Six community centres run by local charities have been awarded grants to help them purchase PPE and other items to help them be Covid-safe when they open. All local centres were invited to apply for funding to help them buy personal protective equipment, hand-sanitiser, client face masks, health and safety signage, Perspex partitioning and additional cleaning equipment.

Six local centres have been granted funding, including the Cambrian Community Centre, Castelnau Community Centre and Mortlake Community Centre.



Kingston council has secured £9.5m in funding from the Greater London Authority to support a scheme which will provide new build housing for households on the council’s Housing Register. All the homes will be low-cost rent for Kingston residents.

The schemes are designed to be highly energy efficient with significant reductions in CO2 emissions and other environmental features. Approval has been given for four local schemes, providing a total of 101 homes for residents. You can see more details about this exciting news here.

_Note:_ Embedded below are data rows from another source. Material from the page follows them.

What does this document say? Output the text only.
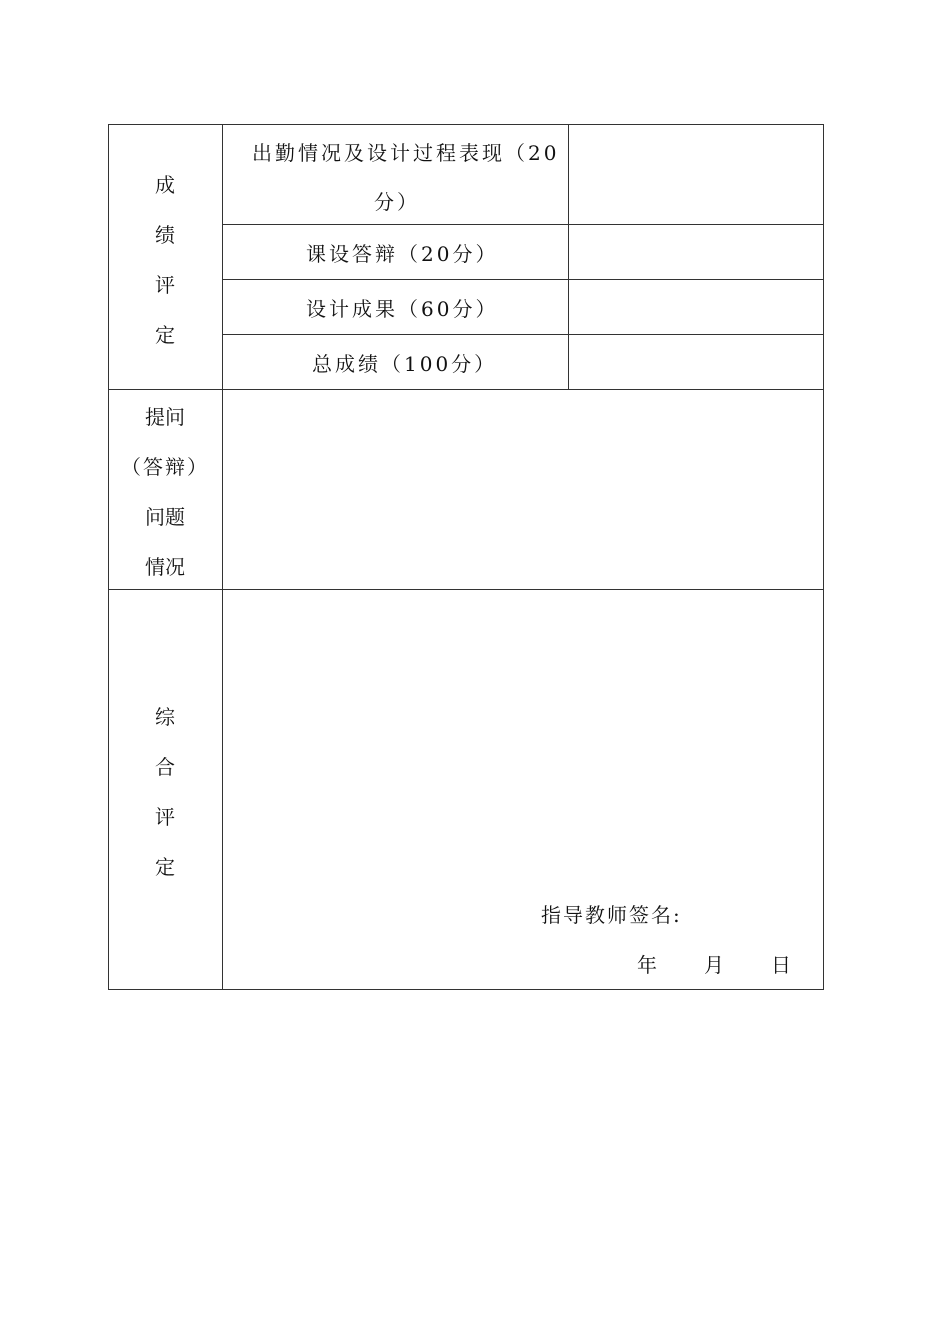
成
绩
评
定
出勤情况及设计过程表现（20
分）
课设答辩（20分）
设计成果（60分）
总成绩（100分）
提问
（答辩）
问题
情况
综
合
评
定
指导教师签名:
年 月 日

Kingston Council has launched an updated website, providing improved features, easier searching and greater accessibility for users with visual impairments. The new site makes it easier for residents to access information and interact with the Council. Some of the things you can do there include:

  • Registering a birth

  • Reporting fly tipping

  • Applying for a Direct Debit

  • Requesting help with noise issues

There are more updates coming throughout 2021 and beyond, and the Council will continue to work with residents to deliver improvements. Check out what they have done so far here.